# More Fluffs at NMR



## maggieh (Dec 16, 2007)

Northcentral Maltese has taken in larger than usual number of fluffs in just the past few days - here are some of them. Some came from a mill, so they are in need of some very special homes.

Butch


Cookie


Cricket


Sparkle


Houston


I've just posted a "Last Chance" for quilt raffle tickets, so if you are looking for an easy and inexpensive way to help these fluffs, that's a great way to do it.


----------



## Katkoota (Feb 18, 2006)

Awwwh they all look precious. I hope they find great forever homes soon.


----------



## Furbabies mom (Jul 25, 2011)

Hoping and praying they all find forever homes!!


----------



## sherry (Jan 4, 2013)

I wish I could take one! Prayers for furrever homes!


----------



## maltese manica (Nov 6, 2012)

I hope more people step up to foster these babies or others that need a loving home!!! And Yes I do as well pray for them to find forever loving homes


----------



## Zoe's Mom88 (Apr 25, 2011)

All except Butch look so sad. My heart breaks for them. I pray they find a home and learn what it is to be loved and cared for.


----------



## michellerobison (Dec 17, 2009)

Aww they're soooo cute... OMD! They're going to find homes fast.
Leona, the one in Ft Wayne Indiana that was up for adoption was adopted into her furever home so this happily leaves a bit of room in homes for fluffs...


----------



## Maglily (Feb 3, 2009)

:wub:they're all adorable


----------



## CorkieYorkie (Apr 10, 2012)

So precious :wub:


----------



## maggieh (Dec 16, 2007)

Good news - Mary posted last night that Cricket will be going to a fur-ever home this weekend! Her new daddy will be flying in from Georgia to pick her up!


----------



## Furbabies mom (Jul 25, 2011)

maggieh said:


> Good news - Mary posted last night that Cricket will be going to a fur-ever home this weekend! Her new daddy will be flying in from Georgia to pick her up!


:chili::chili::chili:


----------



## Cassievt (Apr 24, 2013)

It makes me so sad just looking at these fur babies. The people who do these things to animals can't be human. Where are these Maltese shelters located?

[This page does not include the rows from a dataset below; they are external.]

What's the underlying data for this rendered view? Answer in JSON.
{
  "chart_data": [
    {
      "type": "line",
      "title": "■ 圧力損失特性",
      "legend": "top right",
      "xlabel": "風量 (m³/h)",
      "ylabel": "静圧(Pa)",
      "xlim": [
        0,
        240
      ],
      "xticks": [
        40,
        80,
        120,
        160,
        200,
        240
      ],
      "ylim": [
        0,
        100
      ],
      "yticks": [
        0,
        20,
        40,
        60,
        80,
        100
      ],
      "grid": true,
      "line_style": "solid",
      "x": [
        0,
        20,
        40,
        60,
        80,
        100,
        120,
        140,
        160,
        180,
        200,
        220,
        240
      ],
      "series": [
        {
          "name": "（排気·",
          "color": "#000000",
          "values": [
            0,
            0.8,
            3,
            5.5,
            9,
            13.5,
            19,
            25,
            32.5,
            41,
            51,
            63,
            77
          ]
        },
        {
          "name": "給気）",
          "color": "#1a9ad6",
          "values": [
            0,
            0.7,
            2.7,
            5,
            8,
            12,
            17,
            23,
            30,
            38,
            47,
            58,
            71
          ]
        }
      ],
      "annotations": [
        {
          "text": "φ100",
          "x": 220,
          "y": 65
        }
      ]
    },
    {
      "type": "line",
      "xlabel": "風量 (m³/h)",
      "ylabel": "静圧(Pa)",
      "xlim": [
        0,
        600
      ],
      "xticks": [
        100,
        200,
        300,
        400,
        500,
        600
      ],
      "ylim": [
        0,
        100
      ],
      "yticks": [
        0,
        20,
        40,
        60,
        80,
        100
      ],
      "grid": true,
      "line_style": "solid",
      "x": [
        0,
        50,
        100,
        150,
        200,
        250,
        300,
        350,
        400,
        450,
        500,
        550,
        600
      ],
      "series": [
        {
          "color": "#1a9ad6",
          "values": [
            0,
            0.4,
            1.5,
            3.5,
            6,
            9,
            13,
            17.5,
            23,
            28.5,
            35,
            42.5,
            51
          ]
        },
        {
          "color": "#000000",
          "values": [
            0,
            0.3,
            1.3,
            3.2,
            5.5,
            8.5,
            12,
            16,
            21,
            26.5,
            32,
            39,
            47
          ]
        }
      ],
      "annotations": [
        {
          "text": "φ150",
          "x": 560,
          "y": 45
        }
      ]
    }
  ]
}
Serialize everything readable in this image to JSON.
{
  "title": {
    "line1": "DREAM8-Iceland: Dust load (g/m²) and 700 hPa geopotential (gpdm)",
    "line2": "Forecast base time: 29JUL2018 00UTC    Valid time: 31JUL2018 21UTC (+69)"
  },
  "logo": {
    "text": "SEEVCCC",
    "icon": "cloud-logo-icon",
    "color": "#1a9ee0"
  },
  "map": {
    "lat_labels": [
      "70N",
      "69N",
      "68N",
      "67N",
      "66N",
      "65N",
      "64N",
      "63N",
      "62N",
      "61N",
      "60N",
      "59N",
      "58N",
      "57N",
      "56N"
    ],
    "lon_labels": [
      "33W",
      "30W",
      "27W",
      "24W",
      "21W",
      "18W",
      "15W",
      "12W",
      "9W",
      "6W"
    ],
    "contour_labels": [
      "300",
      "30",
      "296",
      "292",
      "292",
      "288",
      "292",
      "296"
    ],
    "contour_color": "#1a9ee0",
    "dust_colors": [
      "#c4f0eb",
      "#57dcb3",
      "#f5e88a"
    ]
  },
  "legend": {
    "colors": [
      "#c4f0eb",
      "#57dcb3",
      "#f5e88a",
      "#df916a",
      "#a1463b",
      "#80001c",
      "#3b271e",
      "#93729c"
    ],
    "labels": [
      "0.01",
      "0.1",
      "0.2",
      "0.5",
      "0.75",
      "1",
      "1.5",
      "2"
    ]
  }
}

Sent from Petguide.com Free App


----------



## maggieh (Dec 16, 2007)

Cassievt said:


> It makes me so sad just looking at these fur babies. The people who do these things to animals can't be human. Where are these Maltese shelters located?
> 
> 
> 
> ...


All of the babies available through Northcentral Maltese Rescue are in foster homes, primarily in the Midwest but a few elsewhere. Once they've received any needed vet care including spay/neuter and dental if necessary, they go to foster homes, where they work on housebreaking and socialization.


----------



## Maglily (Feb 3, 2009)

Yay for Cricket!! and thanks for the rescue raffle quilt ticket reminder


----------